Vale reforçar que, como é típico nas revoluções, a manufatura 4.0 também nasceu na sociedade, a partir de mudanças de comportamento geradas nas crises. Hoje se propaga por toda a cadeia de valor eliminando desperdícios, reduzindo o tempo de produção e melhorando a qualidade, resultando no que chamamos hoje de economia de compartilhamento.

Diametralmente oposta ao conceito de sociedade de consumo, essa economia reforça o P2P (do inglês person-to-person), em que pessoas se relacionam diretamente eliminando intermediários, evitando desperdícios e reduzindo custos. Um bom exemplo dessa prática é o aplicativo Airbnb, que permite aos viajantes reservas de quartos diretamente com proprietários em busca de renda adicional. Outro exemplo, ainda polêmico, é o Uber, espécie de carona remunerada.

Senhoras e senhores, estamos falando aqui da tal inovação disruptiva, em pleno curso no lado do consumidor. Assim, enquanto a economia caminha pelo o P2P, a indústria corre para garantir que máquinas conversem com máquinas, dispositivos de inspeção conversem com máquinas e com outros dispositivos de inspeção, e peças troquem informações com outras peças.

A peça teve um processo errado? Um dispositivo inspeciona, enxerga o problema e avisa a próxima máquina, que por sua vez a rejeita. É a Internet das Coisas (do inglês, IoT – Internet of Things). Em analogia com a nossa casa, seria como se o microondas conversasse com a geladeira e ambos decidissem sobre o nosso hambúrguer congelado. É a visão de Peter Drucker se materializando diante de nossos olhos.

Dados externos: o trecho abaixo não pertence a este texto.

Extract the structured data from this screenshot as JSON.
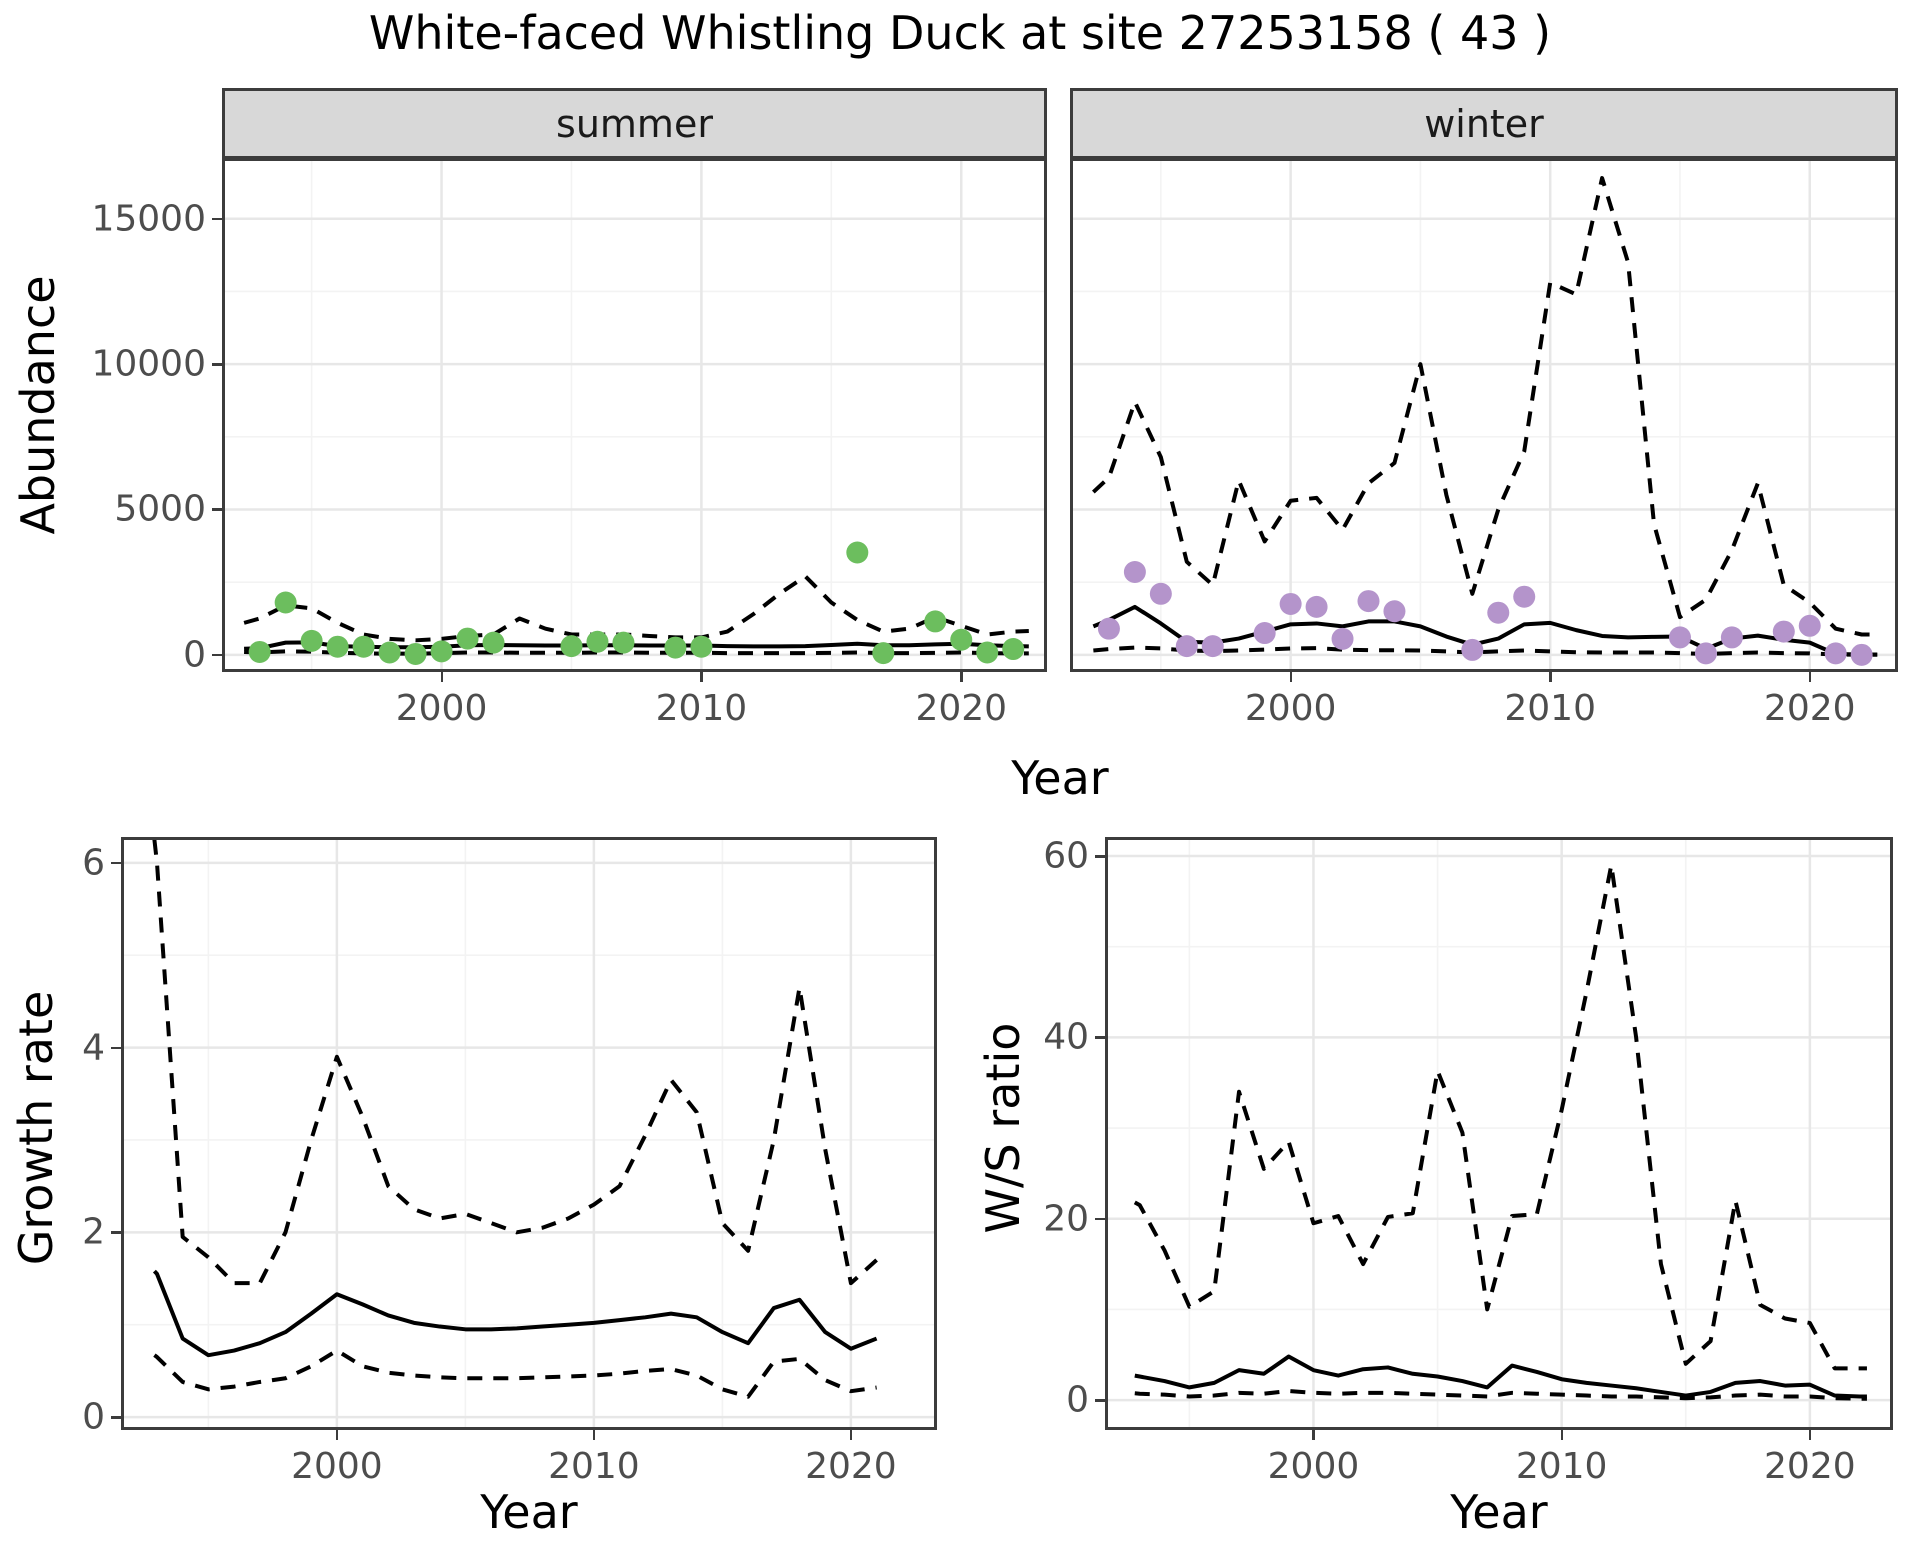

Em seu livro Sociedade Pós-capitalista, lançado em 1993, ele previu a transição da era Industrial para o pós-capitalismo quando a internet ainda estava na infância. Drucker enxergou o conhecimento genérico se deslocando para o especializado, fazendo com que a inovação acontecesse não de forma casual, mas organizada.

Ao que parece, é mesmo no ambiente disruptivo que a manufatura caminhará nos próximos anos, povoando o chão de fábrica de tecnologia, ciência e empreendedorismo. Uma revolução, de fato, liderada por “máquinas” que conversam.

(*) – É membro do Comitê de Manufatura, Logística e Qualidade do Congresso SAE Brasil 2016, South America STA Senior Manager Site da Ford, e professor no Instituto Mauá de Tecnologia.